La crise décuple sa force, le bougre se débat tel un animal prit au piège. Nous essayons de le maintenir en position latérale de secours, pour qu’il ne s'étouffe pas avec sa bave. Ses pieds distribuent les coups, atteignent les parties sensibles de mon professeur. La surprise et la douleur passées, il reprend place à mes côtés. Au tour de Max de revenir dans le bureau, surpris par la scène qui se joue, il tente d'apporter son aide. Il retire sa cravate pour nouer ses chevilles et maintenir ainsi ses jambes.

Je ne sais pas combien de temps va réellement durer la crise. J'espère qu'une chose, que l'issue finale ne sera pas fatale. Malgré l’ambiance, les coups distribués par ce corps hors de contrôle, les comptes rendus de ma mère me reviennent en mémoire. Max me regarde, a-t-il songé aux mêmes théories ?

  • Zach essaye de relever sa manche, lance-t-il.
  • Il ne faudrait pas essayer de bloquer sa mâchoire avant tout pour qu’il n’avale pas sa langue.
  • Je m’en occupe, propose Hugo.

Je me place à califourchon sur ce pantin désarticulé par la crise, saisit son bras droit. Cet impressionnant, vu son poids, difficile d’imaginer qu'il puisse avoir tant de force. Je saisis son poignet et remonte le blouson.

  • Putain, Harry, les secours arrivent bientôt ? balancé-je en découvrant des traces de piqûres sur ses bras.
  • Une overdose ? me demande aussitôt Hugo, inquiet.
  • En tout cas les effets y ressemblent, ajoute Max. Il faudrait vérifier dans son dossier médical s'il est sujet au crise d’épilepsie.
  • Harry, rends-toi à l'infirmerie et demande à Patricia de te confier son dossier. Confidentiel ou pas, précise-lui ce qu’il en est.
  • Tu penses à la même chose que moi ? interrogé-je Max.
  • Si c'est le cas, alors nous aurons un élément de plus à charge. Je dois retourner au bureau, voir le compte rendu de l’autopsie de Dylan.
  • Je pourrais t’accompagner ?
  • Et tes cours ?
  • Vas-y, réponds sans que je m’y attende mon professeur. L'enquête a besoin d’éléments complémentaires et un journaliste d’investigation a des priorités.

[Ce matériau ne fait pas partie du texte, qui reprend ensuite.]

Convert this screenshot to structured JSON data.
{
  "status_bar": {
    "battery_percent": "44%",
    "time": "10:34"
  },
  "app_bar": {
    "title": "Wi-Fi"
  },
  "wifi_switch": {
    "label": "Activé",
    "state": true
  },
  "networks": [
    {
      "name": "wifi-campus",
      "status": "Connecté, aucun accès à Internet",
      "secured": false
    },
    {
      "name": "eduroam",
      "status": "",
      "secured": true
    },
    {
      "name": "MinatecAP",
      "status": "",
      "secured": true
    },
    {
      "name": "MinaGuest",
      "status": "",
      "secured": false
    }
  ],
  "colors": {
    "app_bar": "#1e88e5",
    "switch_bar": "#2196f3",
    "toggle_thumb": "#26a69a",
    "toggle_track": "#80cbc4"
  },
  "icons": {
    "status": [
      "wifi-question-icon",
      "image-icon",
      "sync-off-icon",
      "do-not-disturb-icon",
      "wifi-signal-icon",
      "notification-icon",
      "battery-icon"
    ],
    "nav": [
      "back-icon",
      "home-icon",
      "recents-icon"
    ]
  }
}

Les pompiers se présentent, la crise s'atténue. Nous lâchons son corps privé de toutes réactions. Le calme provisoire avant une seconde tempête. Les hommes le transfèrent sur un brancard et attachent ses mains et ses pieds de façon à maîtriser une seconde transe. Ainsi, Peter ne pourrait pas se blesser. Son visage est émacié. Même s’il peut être un connard, il me fait de la peine. Comment a-t-il pu en arriver là ? Est-ce que seulement il y a une explication ? Est-il tombé dans un piège ? A-t-on voulu le faire taire ?

Alors que je me pose des questions sans réponse, que j'émets des possibles impossibles, un son m'interpelle. Le bip qui s'ensuit ne présage rien de bon ni le commentaire qui l’accompagne.

  • Chef, il est en défibrilation.

Les secours n'ont pas eu le temps de sortir du bureau que l’état de santé s'aggrave. Les lignes du monitoring sont anarchiques . Le pompier qui tend le défibrillateur fait preuve d’un grand sang froid, il n'est guère plus vieux que moi. La première tentative s'avère infructueuse, le corps de l'étudiant se soulève sous la décharge et retombe sur le brancard, une poupée de chiffon. Une seconde, une troisième remplissent la pièce d'un air glacial. La porte claque, Harry rentre en trombe avec le dossier médical. Je me sens mal, Peter est bien trop jeune.

Bip bip bip, trois petits ricochets résonnent en écho avec mes pensées noires. Même faible, je les perçois, les battements de cœur même minimes me redonnent un infime espoir.

  • Stabilisé Chef, annonce le bleu.
  • Ok, nous l'emmenons, confirme son aîné qui le congratule d’un signe de la tête.
  • Dans quel hôpital ? questionne Harry en tendant les papiers qu’il a plu glaner auprès de l'infirmière de l’université.
  • Je peux l’accompagner ? tenté-je aussitôt en entendant le nom de l’établissement.
  • Grimpe, me propose le novice après avoir eu l’aval de son supérieur.
  • Je fais un crochet par mon bureau et te rejoins sur place, me lance Max avant que les portes ne se ferment.

Les sirènes hurlent en ce décembre glacial, le camion se fraie un chemin entre les murs de neige. Je sais où nous nous rendons et je ne pourrais plus retarder la discussion avec Oliver. J’attrape mon téléphone pour envoyer un message : “Lucas, j'aurai besoin de tes bras ce soir”.